The Martyr’s Hope
The heavy boot slammed into the bruised and broken shoulder, ricocheting as the toe cracked into the battered head just behind the ear; the silent scream failed to pass the wide opened, grimacing mouth.
“We don’t want you preaching that cursed book here!” screamed Hu, as he kicked the offending book across the dusty earth, and brought his heel crunching onto the wrist of the trembling hand vainly reaching for it; causing the agonized body to convulse.
“Hu! Hu!” the screaming voice of his wife penetrated his hate-filled work as he worked the missionary over with his boots. “Come quick! Chong! He has fallen from his swing!”
“Shut up, woman!” he screamed. “How dare you interrupt me in what I am doing? Can’t you see I’m busy? I have no time for small boy’s bruises.”
A loud argument ensued, and Hu turned his back on the trembling form lying in the dirt. Manny heard that Chong, the boy had fallen from his swing and was unable to rise: the fall had paralyzed him.
Chong turned wild and tearful eyes to the battered form grasping, grappling to reach him; pain etched on the features of that wrestling form.
As he neared, the missionary reached, agonizingly and placed his hand on Chong’s head.
“Ch-Chong,” he gasped and stuttered in the native tongue, “Jesus Chr-Christ c-commands you to get up.” The words were desperate, asphyxiated, and rasping.
“Get away from my son, you foreign devil!” screamed the voice of Chong's father as his boot shattered Manny’s jaw. Chong stared in fear. Not understanding his father’s hatred he lay still, not daring to breathe.
Manny’s hand trembled as it tried to respond to the blood spattered words slurring, gurgling from his mouth, “Je-Jesus says get up, Chong.” The hand dropped, and the body went limp, and lifeless.
The words grew strong in Chong’s mind till he could no longer resist, but struggled to his feet. Chong stared down in amazement; his mother screamed, and his father cursed, kicked the lifeless body a few more times, then stormed off without so much as acknowledging his family.
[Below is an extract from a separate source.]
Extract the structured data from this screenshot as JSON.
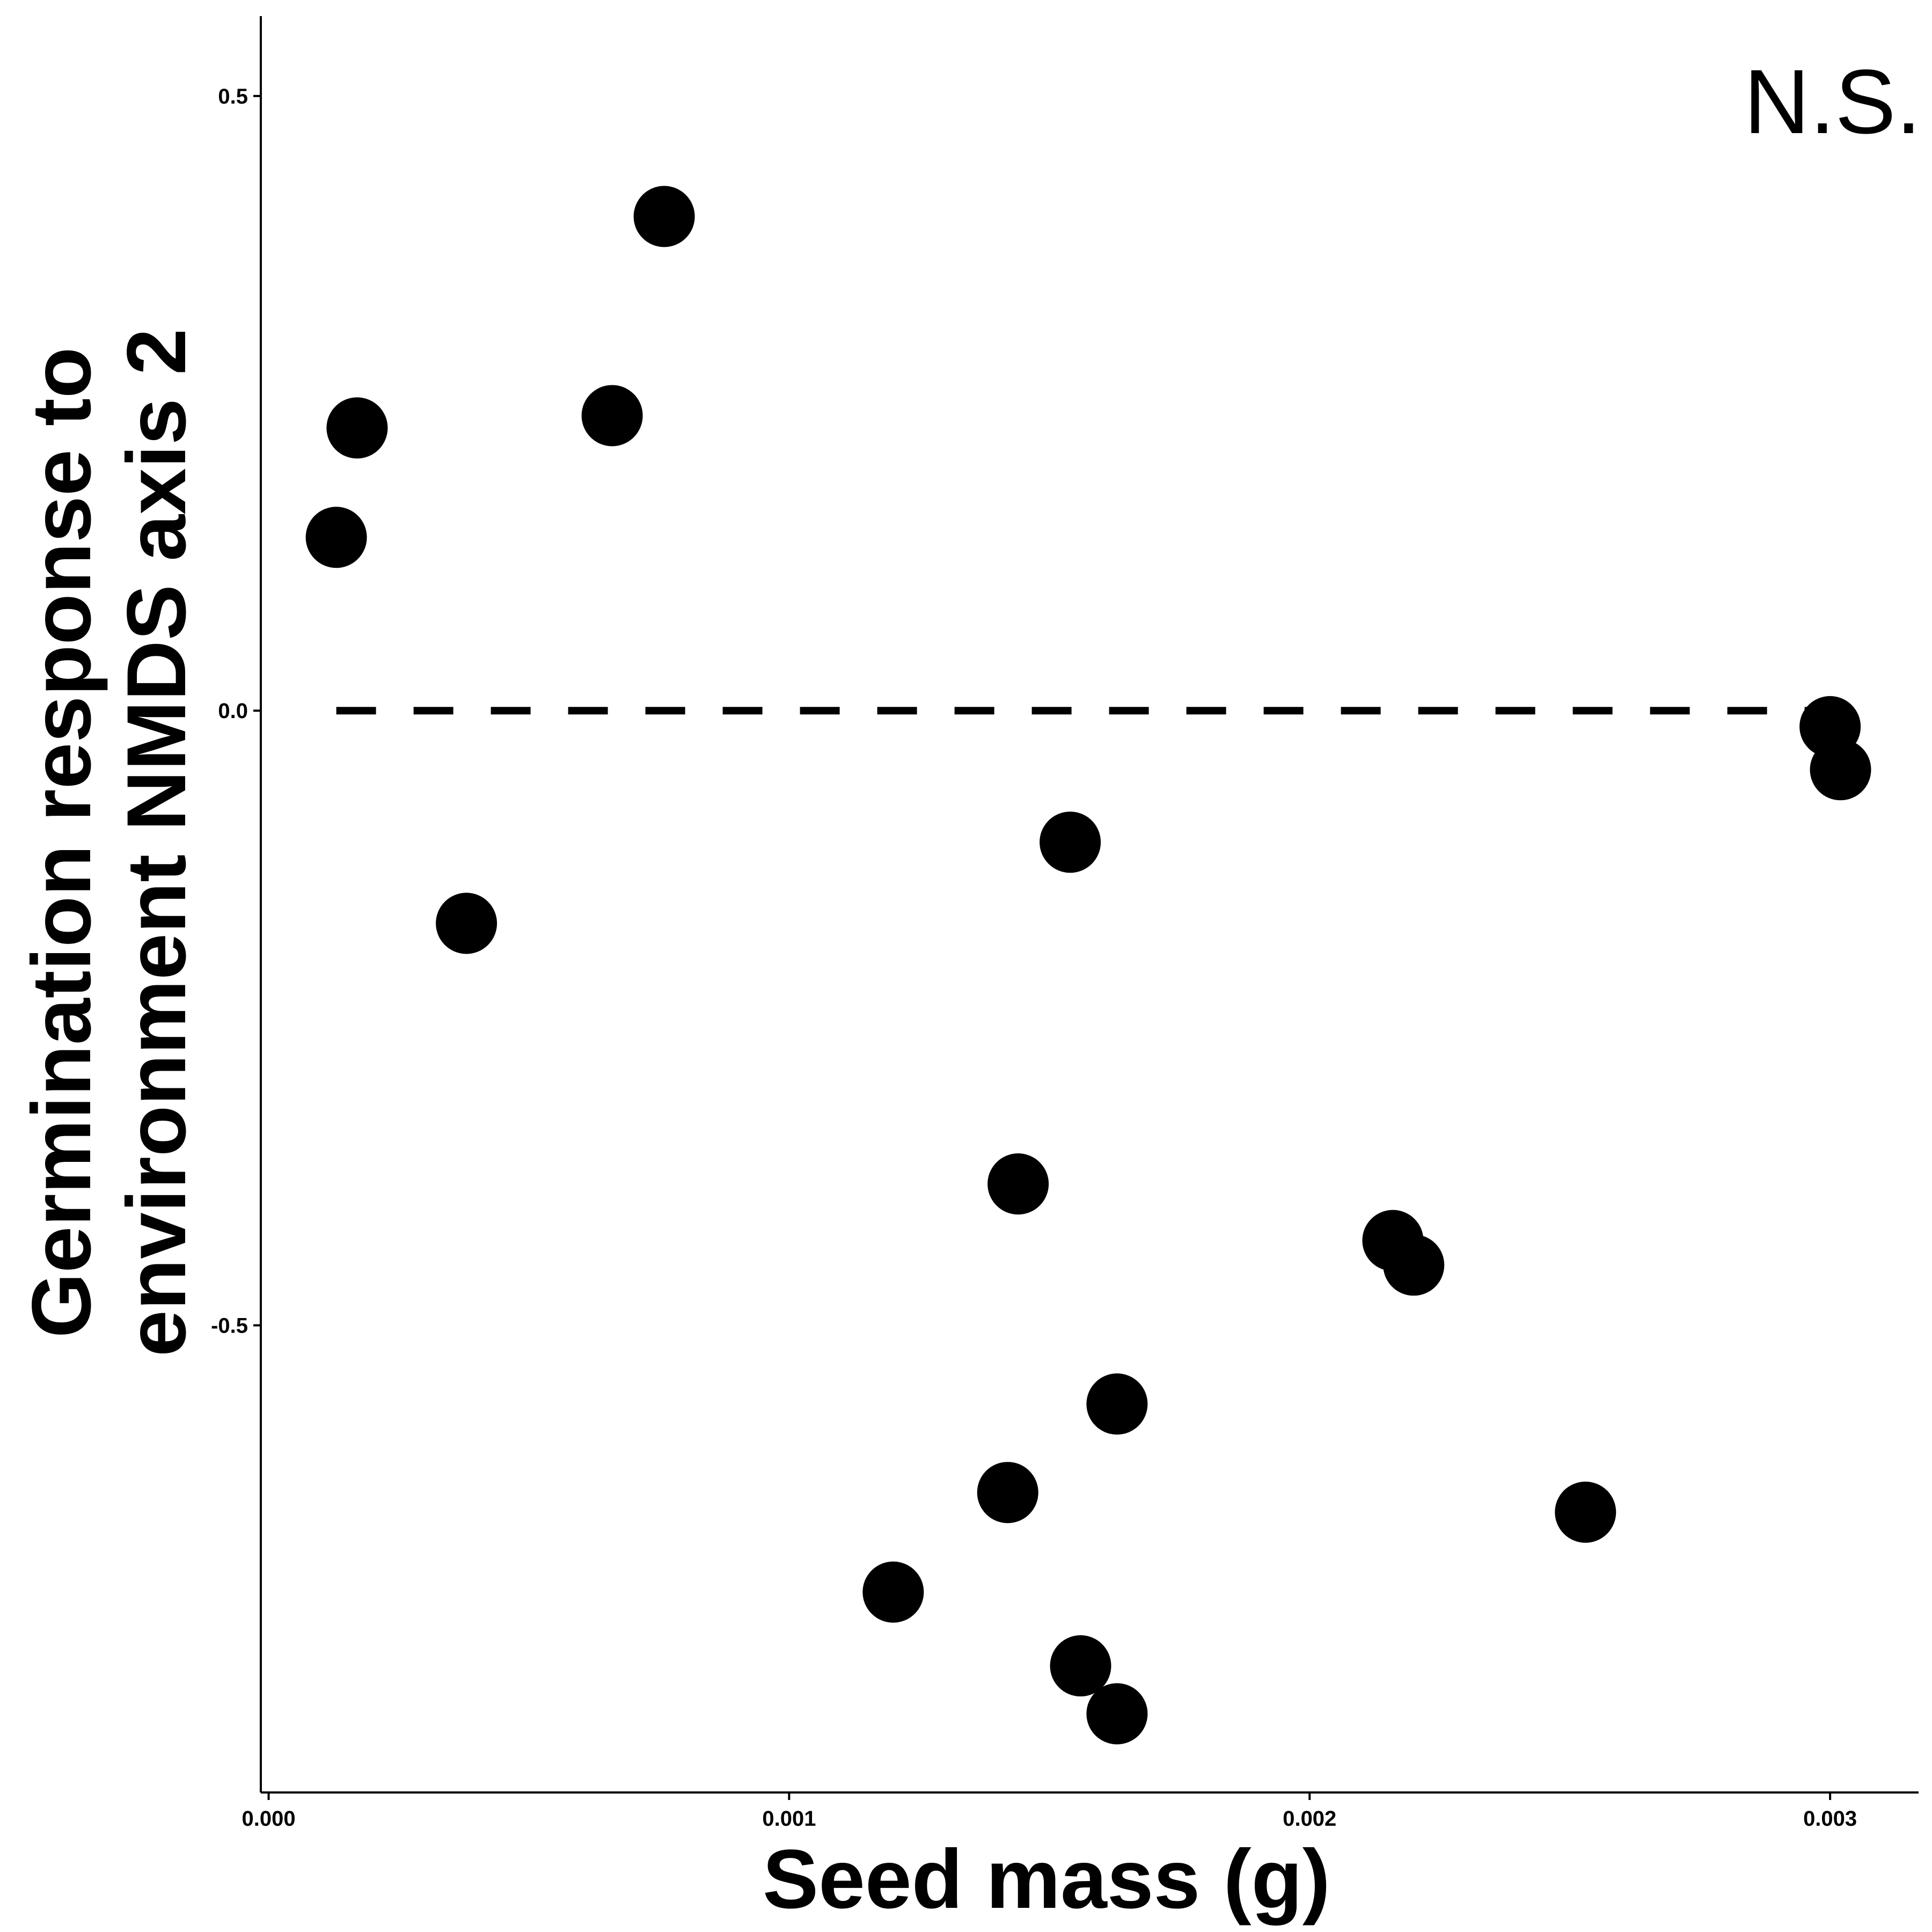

Hu did not see Choy pick up the battered and dusty Bible to secrete it away to her hiding place where she and Chong often went to read while Hu was away. Chong believed because of his miracle, but he said nothing of it to his father, Hu. He prayed and shared with his mother and friends, but carefully avoided any mention of it near Hu for fear of retribution.
One day, as Hu and his brother worked the cart, which overturned and crushed his brother, killing him. Hu was devastated, and calling for help from those nearby managed to lift the cart from his now dead brother.
People came running from all over as Hu cradled his brother’s body and wept like a baby. Chong came too.
Hu looked up at his son through the tears, saying, “He’s dead. He’s dead. Do something Chong!”
Without thought or hesitation Chong stepped forward, grasped his uncle’s hand, and pulled, shouting, “Uncle, Jesus Christ commands you to wake up!”
Tsu’s body became erect and rigid, shivered violently, and his eyes opened.
Hu leaped to his feet angrily, ready to backhand Chong for his insolence; when he noticed Tsu, alive. Alive? How can this be? He had been crushed to death! Hu had held his lifeless form. What strange power was this?
It was the power of Manny’s gospel. It was the power he refused to see in Chong’s healing, and mocked in Manny’s martyrdom, yet here it was again. How could he, Hu, continue to ignore this? Falling to his knees he wept his wretchedness and cried out for forgiveness.
Today Hu speaks in defense of the gospel he once hated.